Heterogeneous, Nested STL Containers in C++

Volker Simonis - Roland Weiss

Wilhelm-Schickard-Institut für Informatik, Universität Tübingen
Sand 13, 72076 Tübingen, Germany
E-mail: {simonis,weissr}@informatik.uni-tuebingen.de

1 Motivation

The incentive to write a nested, heterogeneous container in C++ surfaced during the SUCHTHAT project [11]. Therein we are working on the implementation of a SuchThat compiler. The first prototype's back-end [14], as well as many of the other components, were implemented in Scheme [8]. One of Scheme's main advantages is the powerful list data structure, which can hold arbitrary data types1. This allows the user to build nested lists, e.g. to represent a parse tree or symbol table.

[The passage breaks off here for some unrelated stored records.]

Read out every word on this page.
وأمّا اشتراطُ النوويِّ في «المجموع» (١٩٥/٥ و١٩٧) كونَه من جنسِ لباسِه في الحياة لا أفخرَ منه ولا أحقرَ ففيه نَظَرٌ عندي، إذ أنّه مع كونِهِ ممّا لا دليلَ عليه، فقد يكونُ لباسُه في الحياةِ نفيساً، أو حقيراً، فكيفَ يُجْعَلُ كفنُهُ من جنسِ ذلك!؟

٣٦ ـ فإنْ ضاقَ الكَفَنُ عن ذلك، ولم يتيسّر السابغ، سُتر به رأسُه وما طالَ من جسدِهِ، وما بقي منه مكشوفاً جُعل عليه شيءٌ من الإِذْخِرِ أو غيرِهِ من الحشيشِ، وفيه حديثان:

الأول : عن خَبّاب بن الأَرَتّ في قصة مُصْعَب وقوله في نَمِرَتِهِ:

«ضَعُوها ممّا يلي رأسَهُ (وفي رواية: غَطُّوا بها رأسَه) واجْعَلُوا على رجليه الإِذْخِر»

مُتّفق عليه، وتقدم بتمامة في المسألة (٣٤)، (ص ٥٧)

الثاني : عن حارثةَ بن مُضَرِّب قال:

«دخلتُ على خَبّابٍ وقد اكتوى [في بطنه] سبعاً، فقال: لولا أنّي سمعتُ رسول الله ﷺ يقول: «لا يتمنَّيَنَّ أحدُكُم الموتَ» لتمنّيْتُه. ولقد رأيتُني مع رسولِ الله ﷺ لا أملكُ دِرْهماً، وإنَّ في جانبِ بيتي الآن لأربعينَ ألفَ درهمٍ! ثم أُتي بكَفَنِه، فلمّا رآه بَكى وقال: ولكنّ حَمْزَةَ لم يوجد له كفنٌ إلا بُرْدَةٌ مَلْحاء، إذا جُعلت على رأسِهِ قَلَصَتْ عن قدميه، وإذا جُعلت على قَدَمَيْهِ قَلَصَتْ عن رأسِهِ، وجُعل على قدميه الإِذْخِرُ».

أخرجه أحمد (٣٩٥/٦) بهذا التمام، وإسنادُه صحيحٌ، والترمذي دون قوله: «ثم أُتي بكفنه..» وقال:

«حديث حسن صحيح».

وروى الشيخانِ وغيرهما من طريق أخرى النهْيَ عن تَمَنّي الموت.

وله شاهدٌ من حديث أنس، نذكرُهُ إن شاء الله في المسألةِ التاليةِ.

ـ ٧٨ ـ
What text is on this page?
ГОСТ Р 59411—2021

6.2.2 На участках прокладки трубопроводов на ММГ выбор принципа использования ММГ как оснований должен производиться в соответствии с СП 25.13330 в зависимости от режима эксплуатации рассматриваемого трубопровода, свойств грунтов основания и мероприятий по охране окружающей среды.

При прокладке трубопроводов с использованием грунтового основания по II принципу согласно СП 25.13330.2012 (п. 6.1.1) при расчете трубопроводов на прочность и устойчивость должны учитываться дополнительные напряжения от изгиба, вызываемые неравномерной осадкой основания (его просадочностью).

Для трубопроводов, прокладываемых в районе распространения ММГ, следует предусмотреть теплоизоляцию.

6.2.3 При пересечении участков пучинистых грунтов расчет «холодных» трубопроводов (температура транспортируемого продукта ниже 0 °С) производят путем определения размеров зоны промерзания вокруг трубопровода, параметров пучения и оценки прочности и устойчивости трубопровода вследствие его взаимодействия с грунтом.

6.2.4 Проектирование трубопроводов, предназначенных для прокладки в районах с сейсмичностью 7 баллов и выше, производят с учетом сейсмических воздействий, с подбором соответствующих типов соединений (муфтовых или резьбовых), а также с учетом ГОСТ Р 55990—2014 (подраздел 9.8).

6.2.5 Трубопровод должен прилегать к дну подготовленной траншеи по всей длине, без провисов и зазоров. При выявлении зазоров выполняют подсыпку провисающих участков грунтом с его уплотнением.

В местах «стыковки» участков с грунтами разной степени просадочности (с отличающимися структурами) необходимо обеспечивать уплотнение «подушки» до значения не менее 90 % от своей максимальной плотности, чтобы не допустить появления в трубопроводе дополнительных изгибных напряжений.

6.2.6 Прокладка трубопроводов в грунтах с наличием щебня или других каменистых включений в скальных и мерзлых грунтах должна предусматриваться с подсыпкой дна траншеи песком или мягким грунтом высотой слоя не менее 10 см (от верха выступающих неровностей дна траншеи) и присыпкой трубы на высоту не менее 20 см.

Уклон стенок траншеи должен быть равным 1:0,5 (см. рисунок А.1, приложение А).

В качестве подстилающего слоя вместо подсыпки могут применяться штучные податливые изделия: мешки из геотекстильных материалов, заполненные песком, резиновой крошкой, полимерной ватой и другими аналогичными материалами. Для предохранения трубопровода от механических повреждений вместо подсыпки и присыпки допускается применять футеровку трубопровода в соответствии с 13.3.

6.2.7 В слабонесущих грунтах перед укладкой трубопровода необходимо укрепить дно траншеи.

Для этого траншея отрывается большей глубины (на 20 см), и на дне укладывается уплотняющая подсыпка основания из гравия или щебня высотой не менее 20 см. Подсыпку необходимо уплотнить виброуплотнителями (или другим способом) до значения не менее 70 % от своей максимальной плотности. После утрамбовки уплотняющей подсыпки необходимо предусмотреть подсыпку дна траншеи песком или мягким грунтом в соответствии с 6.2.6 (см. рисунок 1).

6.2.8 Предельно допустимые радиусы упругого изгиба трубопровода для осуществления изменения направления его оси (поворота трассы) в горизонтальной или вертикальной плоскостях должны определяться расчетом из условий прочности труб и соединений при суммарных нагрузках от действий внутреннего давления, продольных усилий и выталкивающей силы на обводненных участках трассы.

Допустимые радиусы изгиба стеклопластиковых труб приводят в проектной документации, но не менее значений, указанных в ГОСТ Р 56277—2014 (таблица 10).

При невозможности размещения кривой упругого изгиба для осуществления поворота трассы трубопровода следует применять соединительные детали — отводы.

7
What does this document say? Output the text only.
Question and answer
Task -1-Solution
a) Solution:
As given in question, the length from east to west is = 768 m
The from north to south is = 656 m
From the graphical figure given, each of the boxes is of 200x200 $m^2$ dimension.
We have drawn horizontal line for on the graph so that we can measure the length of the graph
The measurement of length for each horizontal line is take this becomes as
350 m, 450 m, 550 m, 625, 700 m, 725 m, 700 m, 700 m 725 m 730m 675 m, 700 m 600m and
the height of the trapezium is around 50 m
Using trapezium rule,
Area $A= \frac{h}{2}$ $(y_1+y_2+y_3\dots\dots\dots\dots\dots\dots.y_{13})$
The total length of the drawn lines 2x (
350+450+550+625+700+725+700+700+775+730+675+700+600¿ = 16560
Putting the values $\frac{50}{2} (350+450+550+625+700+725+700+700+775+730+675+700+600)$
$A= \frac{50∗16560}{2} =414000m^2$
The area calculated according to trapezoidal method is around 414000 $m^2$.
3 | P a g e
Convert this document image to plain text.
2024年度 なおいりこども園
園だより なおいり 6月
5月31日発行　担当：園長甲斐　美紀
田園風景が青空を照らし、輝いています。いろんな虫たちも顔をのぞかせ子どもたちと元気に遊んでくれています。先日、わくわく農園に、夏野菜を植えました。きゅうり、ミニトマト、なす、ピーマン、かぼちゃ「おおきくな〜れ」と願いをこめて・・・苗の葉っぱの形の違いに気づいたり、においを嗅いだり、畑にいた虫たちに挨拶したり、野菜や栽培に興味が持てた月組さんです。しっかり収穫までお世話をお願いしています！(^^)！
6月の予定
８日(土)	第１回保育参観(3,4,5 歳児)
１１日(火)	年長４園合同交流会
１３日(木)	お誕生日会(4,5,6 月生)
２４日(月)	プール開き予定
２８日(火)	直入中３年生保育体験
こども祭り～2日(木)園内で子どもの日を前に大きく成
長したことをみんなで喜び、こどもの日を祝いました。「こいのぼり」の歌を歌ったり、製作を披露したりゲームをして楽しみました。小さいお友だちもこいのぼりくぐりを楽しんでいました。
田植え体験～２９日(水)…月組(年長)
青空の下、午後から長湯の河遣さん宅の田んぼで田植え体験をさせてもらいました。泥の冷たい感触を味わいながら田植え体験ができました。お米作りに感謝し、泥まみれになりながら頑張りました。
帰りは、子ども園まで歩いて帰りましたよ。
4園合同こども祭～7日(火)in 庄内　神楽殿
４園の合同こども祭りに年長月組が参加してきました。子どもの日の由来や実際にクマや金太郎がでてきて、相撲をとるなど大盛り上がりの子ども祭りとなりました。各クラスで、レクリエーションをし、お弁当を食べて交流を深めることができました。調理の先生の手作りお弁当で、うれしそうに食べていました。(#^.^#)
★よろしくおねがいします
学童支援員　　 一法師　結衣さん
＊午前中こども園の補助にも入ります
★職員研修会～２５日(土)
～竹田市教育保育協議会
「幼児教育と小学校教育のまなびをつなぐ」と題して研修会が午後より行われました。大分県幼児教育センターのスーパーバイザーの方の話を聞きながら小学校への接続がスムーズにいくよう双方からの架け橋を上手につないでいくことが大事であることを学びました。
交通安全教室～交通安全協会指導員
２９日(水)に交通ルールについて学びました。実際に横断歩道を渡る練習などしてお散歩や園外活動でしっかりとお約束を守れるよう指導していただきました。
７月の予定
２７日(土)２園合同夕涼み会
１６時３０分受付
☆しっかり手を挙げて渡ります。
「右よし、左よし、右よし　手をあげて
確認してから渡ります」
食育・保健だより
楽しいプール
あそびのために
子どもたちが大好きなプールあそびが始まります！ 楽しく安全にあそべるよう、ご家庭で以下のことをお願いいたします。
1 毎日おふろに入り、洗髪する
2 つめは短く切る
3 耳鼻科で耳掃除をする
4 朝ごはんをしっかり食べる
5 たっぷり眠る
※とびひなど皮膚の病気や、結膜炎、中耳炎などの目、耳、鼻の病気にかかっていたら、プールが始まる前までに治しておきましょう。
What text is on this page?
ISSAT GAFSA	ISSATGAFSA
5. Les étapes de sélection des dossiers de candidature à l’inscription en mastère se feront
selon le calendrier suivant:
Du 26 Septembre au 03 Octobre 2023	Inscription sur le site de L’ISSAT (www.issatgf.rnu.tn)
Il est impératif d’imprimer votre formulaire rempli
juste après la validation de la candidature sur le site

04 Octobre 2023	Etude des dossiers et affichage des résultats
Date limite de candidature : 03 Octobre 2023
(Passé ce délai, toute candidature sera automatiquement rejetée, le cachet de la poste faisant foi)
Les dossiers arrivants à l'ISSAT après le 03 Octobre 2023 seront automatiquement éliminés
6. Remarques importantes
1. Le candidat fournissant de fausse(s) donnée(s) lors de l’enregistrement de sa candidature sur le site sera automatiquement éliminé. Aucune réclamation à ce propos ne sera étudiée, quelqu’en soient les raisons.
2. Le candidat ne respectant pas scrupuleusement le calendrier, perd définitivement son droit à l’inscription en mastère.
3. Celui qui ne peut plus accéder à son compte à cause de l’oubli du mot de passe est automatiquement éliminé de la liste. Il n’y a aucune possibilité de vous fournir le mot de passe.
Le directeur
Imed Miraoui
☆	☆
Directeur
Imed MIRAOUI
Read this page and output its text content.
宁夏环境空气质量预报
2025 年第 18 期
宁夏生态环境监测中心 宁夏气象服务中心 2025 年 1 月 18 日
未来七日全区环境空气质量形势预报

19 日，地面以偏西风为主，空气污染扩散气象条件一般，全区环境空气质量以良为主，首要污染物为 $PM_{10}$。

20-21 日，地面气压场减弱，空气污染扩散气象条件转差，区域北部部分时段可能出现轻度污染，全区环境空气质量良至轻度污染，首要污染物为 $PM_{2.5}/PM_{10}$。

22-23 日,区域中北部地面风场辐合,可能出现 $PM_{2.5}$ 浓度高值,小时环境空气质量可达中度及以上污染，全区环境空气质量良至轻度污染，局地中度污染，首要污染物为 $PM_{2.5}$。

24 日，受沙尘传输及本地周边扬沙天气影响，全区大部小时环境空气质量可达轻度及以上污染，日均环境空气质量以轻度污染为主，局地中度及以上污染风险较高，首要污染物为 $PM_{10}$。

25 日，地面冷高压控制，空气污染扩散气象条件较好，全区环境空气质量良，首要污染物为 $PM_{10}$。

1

Our current focus is on merging Tecton [7] with SuchThat. Due to severe performance problems with our first prototype we have switched to C++ as implementation language. The STL provides basic containers that suit most simple needs and exhibit very good runtime behavior. The containers' major drawback for our purposes is the inability to hold objects of different types and that they do not support nesting.

We will show that exploitation of C++'s newest technologies, like templates and run-time type information (RTTI), leads to a powerful data structure based on the STL. We think that the different paradigms of generic, object oriented and functional programming, which often are seen as adversaries, can instead complement each other.

2 Approaches

We observed a trade off between syntactic elegance and runtime performance. This made us come up with two fundamentally distinct approaches.

The first one, the more conservative, relies on an abstract base class that provides polymorphic behavior with easy to use parameterized standard elements. The nseq class uses template template arguments (see [1], 14.3.3) for maximal flexibility.

The second approach builds on the semantics of chameleon objects [12]. It is outperformed by the first one regarding runtime but excels in usability.


1 Specification of the Problem

We informally state with the following three requirements what we call a heterogeneous, nested sequence S.

  1. Every STL sequence container should be applicable as underlying implementation container of S (flexibility property).
  2. S should be able to hold arbitrary objects (heterogeneity property).
  3. Any nested sequence S should be able to hold other nested sequences recursively (nesting property).

2 Classical Polymorphism

The well established way in C++ to provide polymorphic behavior uses inheritance. The heterogeneous container holds pointers to a base class and the C++ runtime system will dispatch methods based on the polymorphic type. Our base class BaseElem declares the virtual functions BaseElem* clone() and BaseElem* create() to support the virtual constructor idiom (see [2], 20.5).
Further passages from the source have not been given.